Nel 1996 avevo cinque anni quindi, per quanto mi ricordi bene Space Jam, ovviamente non ho alcuna memoria delle elezioni politiche americane di quell’anno. Per avere immagini più chiare devo fare un balzo avanti di un decennio fino al 2005, quando mio padre mi mostrò la Million Dollar Homepage.
Nel 2005 tale Alex Tew, studente universitario inglese, per pagarsi gli studi ebbe un’idea tanto semplice quanto geniale: creò questa pagina con un milione di pixel e decise di mettere in vendita ogni pixel a un dollaro, permettendo al compratore di decidere cosa mettere in quel punto e un link a un altro sito a sua scelta. In meno di un anno, Alex Tew guadagnò un milione di dollari.
Il sito è ancora online ed è ormai in parte autoreferenziale (vedi “own a piece of internet history!” o il collegamento al profilo twitter del creatore) ma tutti i link originali sono ancora presenti. Cliccatevi sopra a vostro rischio e pericolo.
Esplorare questi reperti dell’antichità mi ha fatto sentire come un certo archeologo di alcuni famosi film d’avventura che tentava di salvare dei pericolosi manufatti dalle mani dei nazisti e di portarli nel luogo in cui dovrebbero stare, ovvero in un museo.
Esiste un museo dell’Internet e non è un luogo fisico ma è online e si chiama Internet Archive / Wayback Machine.

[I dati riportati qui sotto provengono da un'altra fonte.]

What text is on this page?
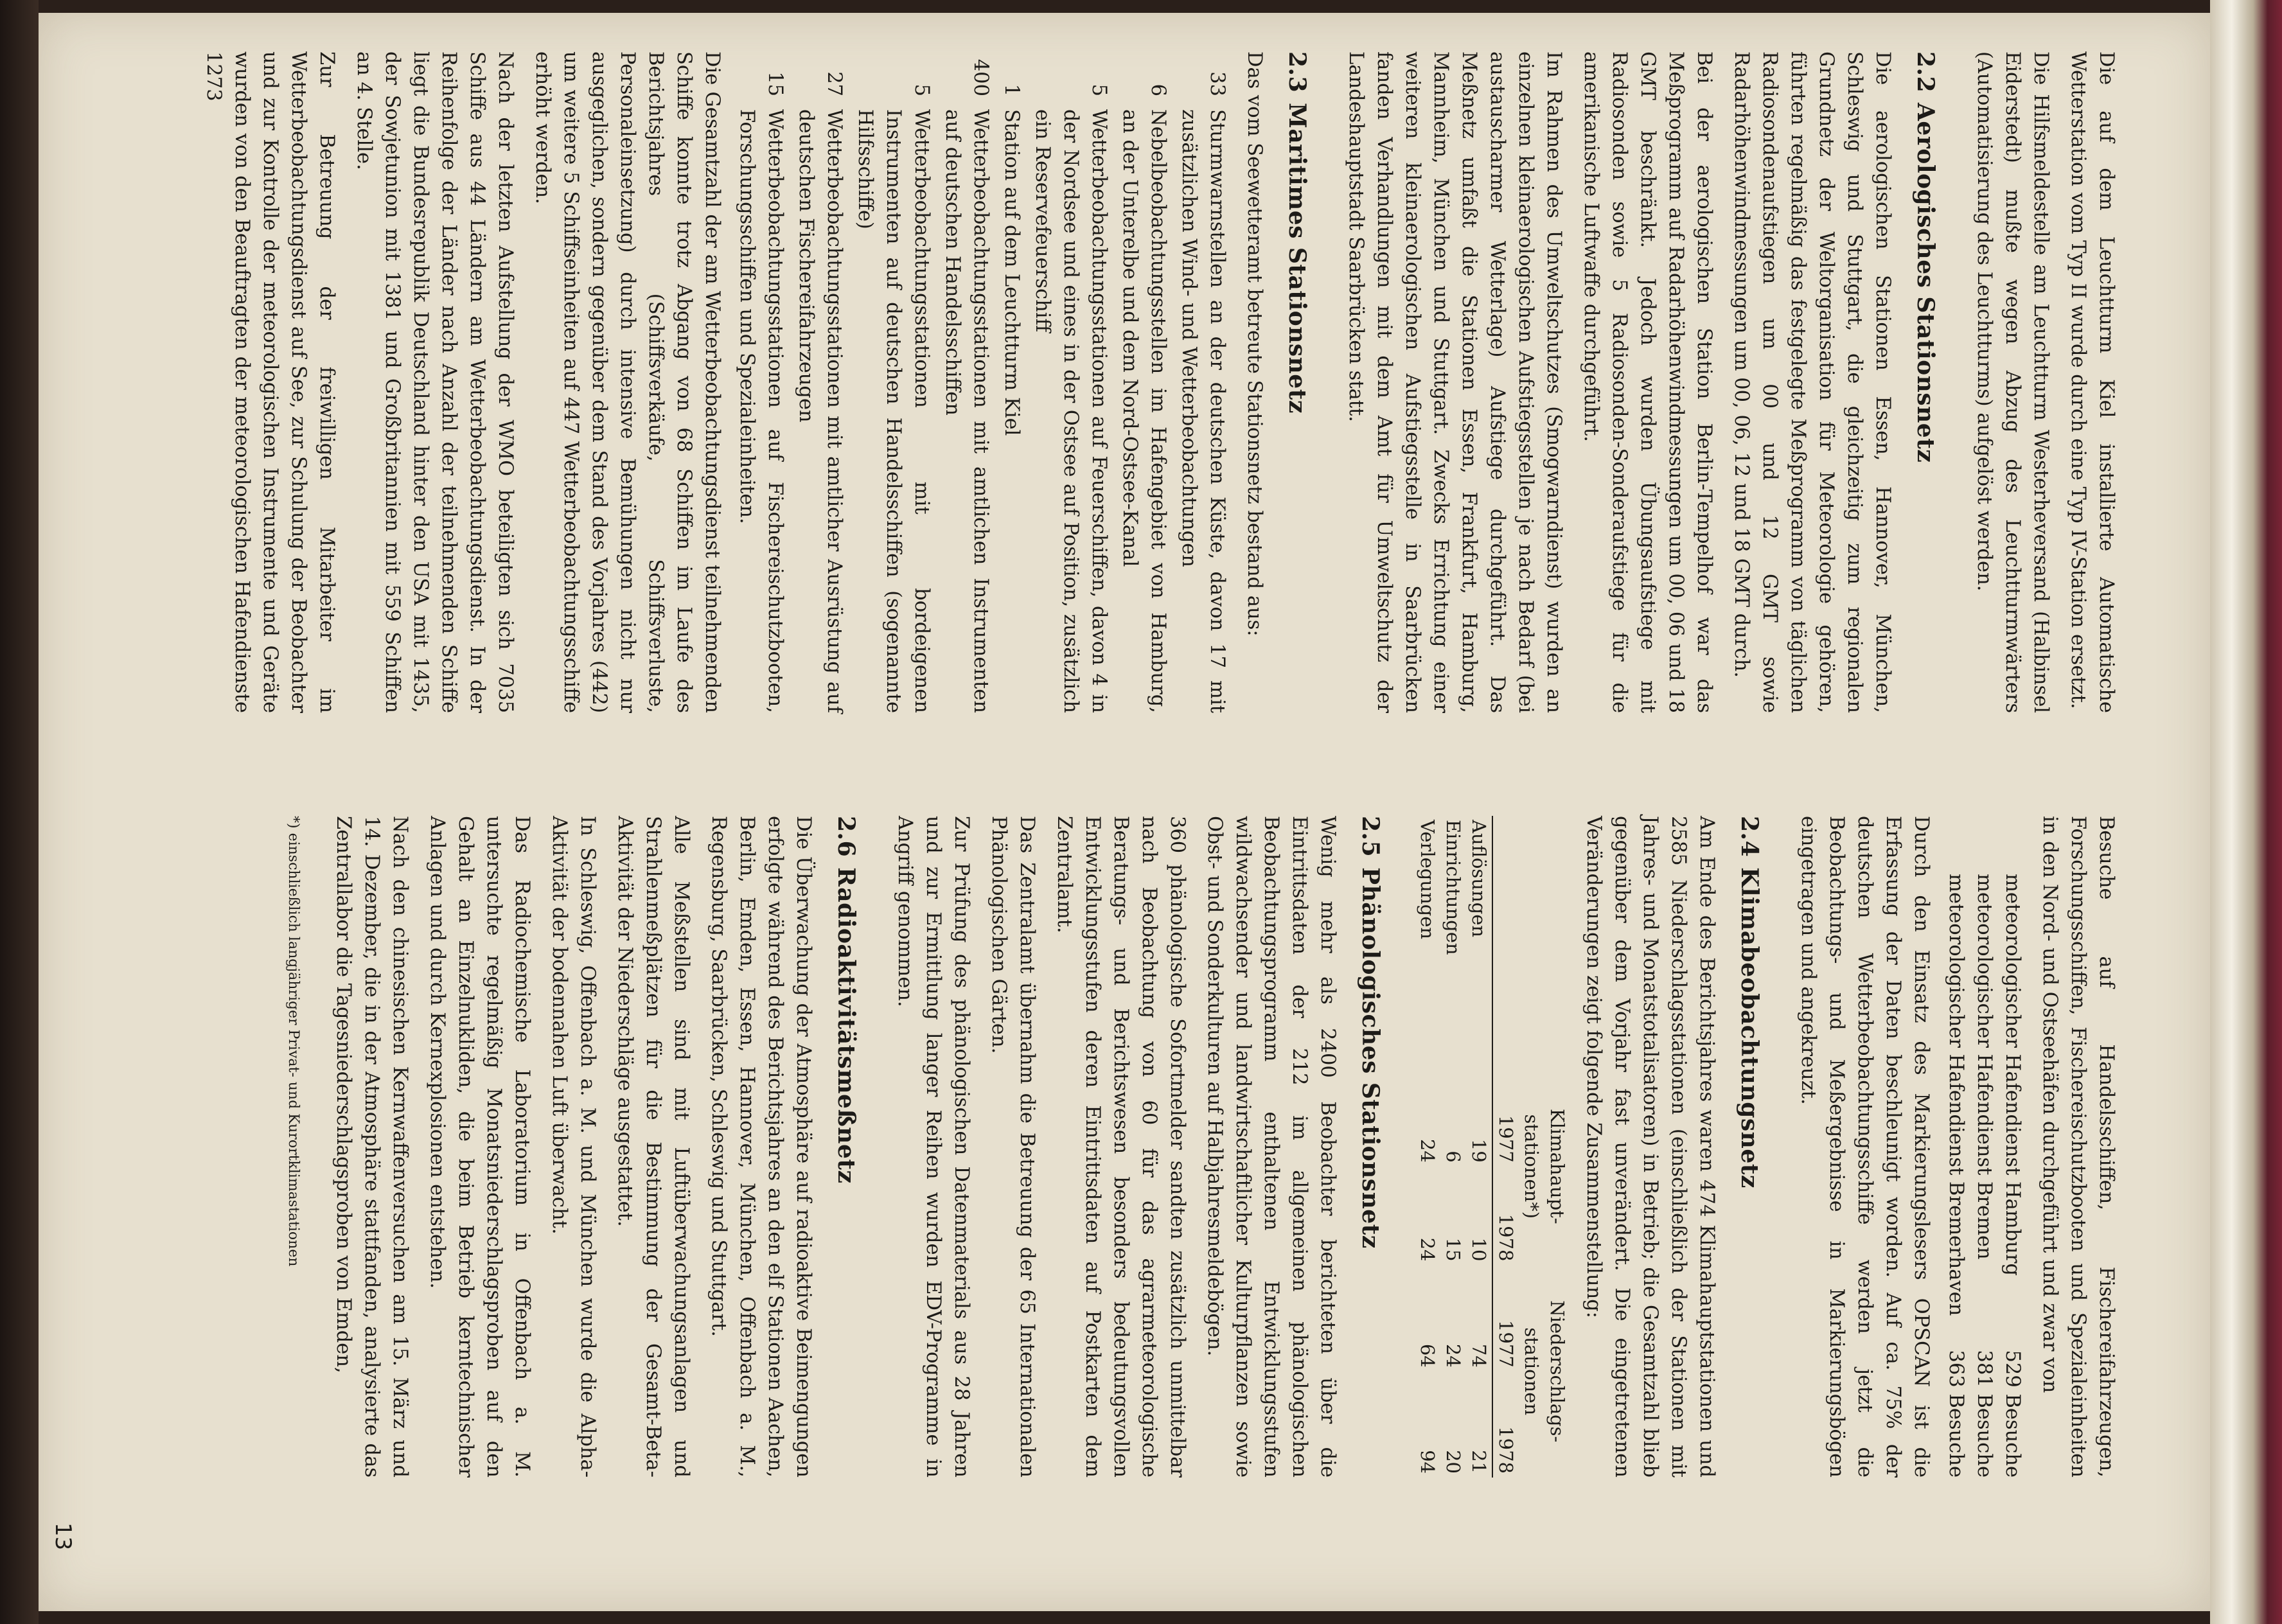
Die auf dem Leuchtturm Kiel installierte Automatische Wetterstation vom Typ II wurde durch eine Typ IV-Station ersetzt.

Die Hilfsmeldestelle am Leuchtturm Westerheversand (Halbinsel Eiderstedt) mußte wegen Abzug des Leuchtturmwärters (Automatisierung des Leuchtturms) aufgelöst werden.

2.2Aerologisches Stationsnetz

Die aerologischen Stationen Essen, Hannover, München, Schleswig und Stuttgart, die gleichzeitig zum regionalen Grundnetz der Weltorganisation für Meteorologie gehören, führten regelmäßig das festgelegte Meßprogramm von täglichen Radiosondenaufstiegen um 00 und 12 GMT sowie Radarhöhenwindmessungen um 00, 06, 12 und 18 GMT durch.

Bei der aerologischen Station Berlin-Tempelhof war das Meßprogramm auf Radarhöhenwindmessungen um 00, 06 und 18 GMT beschränkt. Jedoch wurden Übungsaufstiege mit Radiosonden sowie 5 Radiosonden-Sonderaufstiege für die amerikanische Luftwaffe durchgeführt.

Im Rahmen des Umweltschutzes (Smogwarndienst) wurden an einzelnen kleinaerologischen Aufstiegsstellen je nach Bedarf (bei austauscharmer Wetterlage) Aufstiege durchgeführt. Das Meßnetz umfaßt die Stationen Essen, Frankfurt, Hamburg, Mannheim, München und Stuttgart. Zwecks Errichtung einer weiteren kleinaerologischen Aufstiegsstelle in Saarbrücken fanden Verhandlungen mit dem Amt für Umweltschutz der Landeshauptstadt Saarbrücken statt.

2.3Maritimes Stationsnetz

Das vom Seewetteramt betreute Stationsnetz bestand aus:

33
Sturmwarnstellen an der deutschen Küste, davon 17 mit zusätzlichen Wind- und Wetterbeobachtungen
6
Nebelbeobachtungsstellen im Hafengebiet von Hamburg, an der Unterelbe und dem Nord-Ostsee-Kanal
5
Wetterbeobachtungsstationen auf Feuerschiffen, davon 4 in der Nordsee und eines in der Ostsee auf Position, zusätzlich ein Reservefeuerschiff
1
Station auf dem Leuchtturm Kiel
400
Wetterbeobachtungsstationen mit amtlichen Instrumenten auf deutschen Handelsschiffen
5
Wetterbeobachtungsstationen mit bordeigenen Instrumenten auf deutschen Handelsschiffen (sogenannte Hilfsschiffe)
27
Wetterbeobachtungsstationen mit amtlicher Ausrüstung auf deutschen Fischereifahrzeugen
15
Wetterbeobachtungsstationen auf Fischereischutzbooten, Forschungsschiffen und Spezialeinheiten.

Die Gesamtzahl der am Wetterbeobachtungsdienst teilnehmenden Schiffe konnte trotz Abgang von 68 Schiffen im Laufe des Berichtsjahres (Schiffsverkäufe, Schiffsverluste, Personaleinsetzung) durch intensive Bemühungen nicht nur ausgeglichen, sondern gegenüber dem Stand des Vorjahres (442) um weitere 5 Schiffseinheiten auf 447 Wetterbeobachtungsschiffe erhöht werden.

Nach der letzten Aufstellung der WMO beteiligten sich 7035 Schiffe aus 44 Ländern am Wetterbeobachtungsdienst. In der Reihenfolge der Länder nach Anzahl der teilnehmenden Schiffe liegt die Bundesrepublik Deutschland hinter den USA mit 1435, der Sowjetunion mit 1381 und Großbritannien mit 559 Schiffen an 4. Stelle.

Zur Betreuung der freiwilligen Mitarbeiter im Wetterbeobachtungsdienst auf See, zur Schulung der Beobachter und zur Kontrolle der meteorologischen Instrumente und Geräte wurden von den Beauftragten der meteorologischen Hafendienste 1273

Besuche auf Handelsschiffen, Fischereifahrzeugen, Forschungsschiffen, Fischereischutzbooten und Spezialeinheiten in den Nord- und Ostseehäfen durchgeführt und zwar von

meteorologischer Hafendienst Hamburg
529 Besuche
meteorologischer Hafendienst Bremen
381 Besuche
meteorologischer Hafendienst Bremerhaven
363 Besuche

Durch den Einsatz des Markierungslesers OPSCAN ist die Erfassung der Daten beschleunigt worden. Auf ca. 75% der deutschen Wetterbeobachtungsschiffe werden jetzt die Beobachtungs- und Meßergebnisse in Markierungsbögen eingetragen und angekreuzt.

2.4Klimabeobachtungsnetz

Am Ende des Berichtsjahres waren 474 Klimahauptstationen und 2585 Niederschlagsstationen (einschließlich der Stationen mit Jahres- und Monatstotalisatoren) in Betrieb; die Gesamtzahl blieb gegenüber dem Vorjahr fast unverändert. Die eingetretenen Veränderungen zeigt folgende Zusammenstellung:

	Klimahaupt-stationen*)		Niederschlags-stationen	
	1977	1978	1977	1978
Auflösungen	19	10	74	21
Einrichtungen	6	15	24	20
Verlegungen	24	24	64	94
2.5Phänologisches Stationsnetz

Wenig mehr als 2400 Beobachter berichteten über die Eintrittsdaten der 212 im allgemeinen phänologischen Beobachtungsprogramm enthaltenen Entwicklungsstufen wildwachsender und landwirtschaftlicher Kulturpflanzen sowie Obst- und Sonderkulturen auf Halbjahresmeldebögen.

360 phänologische Sofortmelder sandten zusätzlich unmittelbar nach Beobachtung von 60 für das agrarmeteorologische Beratungs- und Berichtswesen besonders bedeutungsvollen Entwicklungsstufen deren Eintrittsdaten auf Postkarten dem Zentralamt.

Das Zentralamt übernahm die Betreuung der 65 Internationalen Phänologischen Gärten.

Zur Prüfung des phänologischen Datenmaterials aus 28 Jahren und zur Ermittlung langer Reihen wurden EDV-Programme in Angriff genommen.

2.6Radioaktivitätsmeßnetz

Die Überwachung der Atmosphäre auf radioaktive Beimengungen erfolgte während des Berichtsjahres an den elf Stationen Aachen, Berlin, Emden, Essen, Hannover, München, Offenbach a. M., Regensburg, Saarbrücken, Schleswig und Stuttgart.

Alle Meßstellen sind mit Luftüberwachungsanlagen und Strahlenmeßplätzen für die Bestimmung der Gesamt-Beta-Aktivität der Niederschläge ausgestattet.

In Schleswig, Offenbach a. M. und München wurde die Alpha-Aktivität der bodennahen Luft überwacht.

Das Radiochemische Laboratorium in Offenbach a. M. untersuchte regelmäßig Monatsniederschlagsproben auf den Gehalt an Einzelnukliden, die beim Betrieb kerntechnischer Anlagen und durch Kernexplosionen entstehen.

Nach den chinesischen Kernwaffenversuchen am 15. März und 14. Dezember, die in der Atmosphäre stattfanden, analysierte das Zentrallabor die Tagesniederschlagsproben von Emden,

*) einschließlich langjähriger Privat- und Kurortklimastationen
13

Ecco cosa recita la loro pagina “about”:
“The Internet Archive, a 501(c)(3) non-profit, is building a digital library of Internet sites and other cultural artifacts in digital form. Like a paper library, we provide free access to researchers, historians, scholars, the print disabled, and the general public.
Our mission is to provide Universal Access to All Knowledge. We began in 1996 by archiving the Internet itself, a medium that was just beginning to grow in use. Like newspapers, the content published on the web was ephemeral – but unlike newspapers, no one was saving it.
Today we have 20+ years of web history accessible through theWayback Machine and we work with 450+ library and other partners”.
Wayback Machine è un incredibile strumento ci permette di osservare com’era, per esempio, YouTube il 31 Ottobre 2008.
Questo viaggio nel passato mi ha fatto rendere conto di quanto sia cambiato Internet nel corso di vent’anni e mi ha reso felice di quanto sia più semplice e vasto al giorno d’oggi. Penso che si sia persa un po’ di personalità a livello visivo in quanto le leggi del design e del marketing tendono purtroppo a omogeneizzare l’estetica dei media di comunicazione in cicli di tempo che diventano sempre più brevi, ma nessuno può negare che mediamente è tutto molto più piacevole da guardare al giorno d’oggi. Forse tra vent’anni qualcuno farà il mio stesso viaggio andando a visitare siti popolari attualmente e si farà una risata pensando agli strani usi e costumi digitali che avevamo.
Vi lascio con un ultimo reperto che ho trovato che non visitavo da almeno quindici anni: il sito ZOMBO.COM, risalente al 1999.
Cos’è ZOMBO.COM? Meglio chiedersi cosa NON è ZOMBO.COM. Tutto è possibile a ZOMBO.COM.